In a related concern, I'm working on some scales to rate the social and informational dimensions of blogging in organizations. There may be other dimensions such as mobilizing social resources. Following Lin (2000), we may find instrumental and expressive returns to blogging.
The scales can be used to construct a "blogging index" or a "social media usage" index.

Monday, October 01, 2007

Dissertation Proposal Approved

Got some good advice and approval 9/28/07. The main needs are to further narrow the focus and define the type of internal organizational blog that I ask about.
Grudin & Efimova make the point in their HICSS 2007 paper about blogs at Microsoft that corporate blogs and employee blogs are different. Team blogs are were said not to be common.
Juech & Stobbe have a 2005 paper on the Deutsche Bank Research site with a classification scheme from a German-language paper by Zerfass. It's suggestive but I don't think that it illustrates the full overlap of information and social purposes of blogs.
My proposal did suggest some dimensions of blogging experience for individual respondents. I'll be refining my definition and in the process I may define a blogging index.
I'm grateful to be "launched"

Monday, August 20, 2007

Organizational Climate and Blog Policy

Blogger or not, please take a moment for one of my surveys. The links are in the left sidebar.
Mahalo!

Saturday, August 18, 2007

Uses of Blogs

Coming soon -- my review of Axel Bruns & Joanne Jacobs (2006) Uses of Blogs book at the Resource Center for Cyberculture Studies (http://rccs.usfca.edu/). I recommend it as a good overview of blogging from mainly academic perspectives.

Tuesday, January 23, 2007

Edelman Trust Index 2007

Edelman Trust Index Due Out this Week
Was scheduled for last week. Edelman is a great site for PR and employee communication issues. It appears that they attract customers by sharing their research, demonstrating their competence. Mahalo!
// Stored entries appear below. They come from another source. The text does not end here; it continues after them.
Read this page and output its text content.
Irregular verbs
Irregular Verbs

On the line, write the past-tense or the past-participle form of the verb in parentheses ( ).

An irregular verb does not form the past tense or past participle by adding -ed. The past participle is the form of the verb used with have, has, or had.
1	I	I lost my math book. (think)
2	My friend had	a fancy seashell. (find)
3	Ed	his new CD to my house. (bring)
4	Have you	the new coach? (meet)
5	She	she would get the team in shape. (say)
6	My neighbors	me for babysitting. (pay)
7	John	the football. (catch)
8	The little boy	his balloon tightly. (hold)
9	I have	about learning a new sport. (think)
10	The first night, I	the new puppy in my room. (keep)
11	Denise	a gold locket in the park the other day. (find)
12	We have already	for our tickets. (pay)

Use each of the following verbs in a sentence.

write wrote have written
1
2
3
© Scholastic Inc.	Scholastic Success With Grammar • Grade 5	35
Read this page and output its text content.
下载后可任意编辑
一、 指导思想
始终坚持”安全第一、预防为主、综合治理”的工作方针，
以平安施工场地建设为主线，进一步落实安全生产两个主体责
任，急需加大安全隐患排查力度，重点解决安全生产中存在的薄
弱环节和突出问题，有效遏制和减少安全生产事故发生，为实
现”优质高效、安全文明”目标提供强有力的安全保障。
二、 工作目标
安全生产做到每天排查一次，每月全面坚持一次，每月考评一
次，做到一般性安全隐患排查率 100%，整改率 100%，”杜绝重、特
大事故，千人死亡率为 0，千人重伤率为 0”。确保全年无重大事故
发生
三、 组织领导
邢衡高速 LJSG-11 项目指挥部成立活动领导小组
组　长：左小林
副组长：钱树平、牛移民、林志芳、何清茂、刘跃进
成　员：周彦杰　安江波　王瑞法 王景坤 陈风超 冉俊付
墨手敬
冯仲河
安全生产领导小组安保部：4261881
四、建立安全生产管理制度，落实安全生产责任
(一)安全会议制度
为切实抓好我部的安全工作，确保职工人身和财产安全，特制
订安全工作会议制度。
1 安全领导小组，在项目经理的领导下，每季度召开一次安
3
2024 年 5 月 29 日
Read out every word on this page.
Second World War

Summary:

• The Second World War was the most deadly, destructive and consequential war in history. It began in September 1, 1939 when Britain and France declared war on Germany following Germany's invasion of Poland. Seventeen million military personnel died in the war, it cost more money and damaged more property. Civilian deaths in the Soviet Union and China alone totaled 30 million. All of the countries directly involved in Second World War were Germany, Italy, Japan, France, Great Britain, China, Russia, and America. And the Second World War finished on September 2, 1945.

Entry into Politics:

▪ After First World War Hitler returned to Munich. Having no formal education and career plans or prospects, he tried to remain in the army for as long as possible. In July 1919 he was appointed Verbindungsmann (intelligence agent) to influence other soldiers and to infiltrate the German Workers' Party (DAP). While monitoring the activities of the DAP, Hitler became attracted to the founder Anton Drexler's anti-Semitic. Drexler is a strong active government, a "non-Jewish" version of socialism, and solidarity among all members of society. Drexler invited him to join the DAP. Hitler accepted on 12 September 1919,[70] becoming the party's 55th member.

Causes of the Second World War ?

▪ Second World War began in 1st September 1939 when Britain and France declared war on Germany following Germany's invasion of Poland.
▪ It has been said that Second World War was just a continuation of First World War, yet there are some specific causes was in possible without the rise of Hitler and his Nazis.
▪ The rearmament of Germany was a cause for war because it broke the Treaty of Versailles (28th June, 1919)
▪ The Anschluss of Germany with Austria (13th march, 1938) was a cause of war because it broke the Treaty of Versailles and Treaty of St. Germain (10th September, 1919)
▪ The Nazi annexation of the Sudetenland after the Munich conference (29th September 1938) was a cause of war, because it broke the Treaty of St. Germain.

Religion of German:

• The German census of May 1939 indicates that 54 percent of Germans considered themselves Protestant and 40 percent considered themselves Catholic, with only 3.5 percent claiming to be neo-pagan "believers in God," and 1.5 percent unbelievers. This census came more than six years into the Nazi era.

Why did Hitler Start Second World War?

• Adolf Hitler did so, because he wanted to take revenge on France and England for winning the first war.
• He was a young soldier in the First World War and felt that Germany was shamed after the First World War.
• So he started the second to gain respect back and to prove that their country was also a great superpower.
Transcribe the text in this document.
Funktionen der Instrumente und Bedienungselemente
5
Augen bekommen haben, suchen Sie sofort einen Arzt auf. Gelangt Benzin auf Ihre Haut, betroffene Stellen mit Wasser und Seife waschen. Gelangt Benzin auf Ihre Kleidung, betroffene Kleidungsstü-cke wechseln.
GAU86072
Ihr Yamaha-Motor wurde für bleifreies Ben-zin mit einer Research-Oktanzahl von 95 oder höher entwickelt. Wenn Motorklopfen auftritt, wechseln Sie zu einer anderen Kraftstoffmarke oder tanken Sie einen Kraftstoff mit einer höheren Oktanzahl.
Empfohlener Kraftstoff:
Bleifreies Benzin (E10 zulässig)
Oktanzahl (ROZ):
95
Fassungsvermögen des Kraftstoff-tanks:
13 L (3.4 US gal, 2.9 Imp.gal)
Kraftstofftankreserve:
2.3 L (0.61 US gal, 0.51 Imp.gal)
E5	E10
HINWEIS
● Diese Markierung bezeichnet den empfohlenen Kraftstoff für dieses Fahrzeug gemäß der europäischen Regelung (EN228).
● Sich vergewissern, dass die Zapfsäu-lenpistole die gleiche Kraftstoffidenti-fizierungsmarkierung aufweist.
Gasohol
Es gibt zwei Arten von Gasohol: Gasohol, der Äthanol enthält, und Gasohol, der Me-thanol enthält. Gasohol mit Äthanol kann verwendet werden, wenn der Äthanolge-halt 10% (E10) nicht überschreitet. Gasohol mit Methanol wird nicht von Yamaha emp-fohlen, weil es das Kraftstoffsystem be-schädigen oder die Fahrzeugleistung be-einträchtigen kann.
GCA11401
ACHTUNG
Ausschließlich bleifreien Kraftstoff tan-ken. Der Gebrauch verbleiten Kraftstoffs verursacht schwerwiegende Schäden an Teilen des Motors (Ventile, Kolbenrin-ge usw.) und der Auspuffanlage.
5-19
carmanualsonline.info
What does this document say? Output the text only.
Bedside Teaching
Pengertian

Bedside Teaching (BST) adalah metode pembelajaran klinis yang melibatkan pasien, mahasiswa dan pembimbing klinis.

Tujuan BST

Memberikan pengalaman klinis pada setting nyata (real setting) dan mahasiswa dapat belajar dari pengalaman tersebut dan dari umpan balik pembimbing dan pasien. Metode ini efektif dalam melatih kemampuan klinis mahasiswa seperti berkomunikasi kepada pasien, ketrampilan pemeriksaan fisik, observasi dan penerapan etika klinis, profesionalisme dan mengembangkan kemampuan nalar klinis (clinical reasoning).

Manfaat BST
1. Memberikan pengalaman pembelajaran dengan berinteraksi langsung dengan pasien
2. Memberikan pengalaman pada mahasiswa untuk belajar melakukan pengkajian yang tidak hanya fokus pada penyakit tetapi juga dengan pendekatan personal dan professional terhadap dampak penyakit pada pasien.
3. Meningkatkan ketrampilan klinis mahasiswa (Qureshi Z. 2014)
Saturday, January 20, 2007

In Blogs We Trust: Research

See the Dec. 2006 Edelman(.com) study of internal communications -- "New Frontiers . . . " Very interesting data on internal blogs and wiki's.
Today (Jan. 20) at the open source conference at UH I had the opportunity to talk with a Sun employee who started blogging recently. (Mahalo, Sun, for the lunch and Barton George's talk!) Sun is of course famous for its CEO blogger. Blogging definitely gives peers and managers insights into what employees are thinking. Sun bloggers can choose to have their blogs internally or externally visible.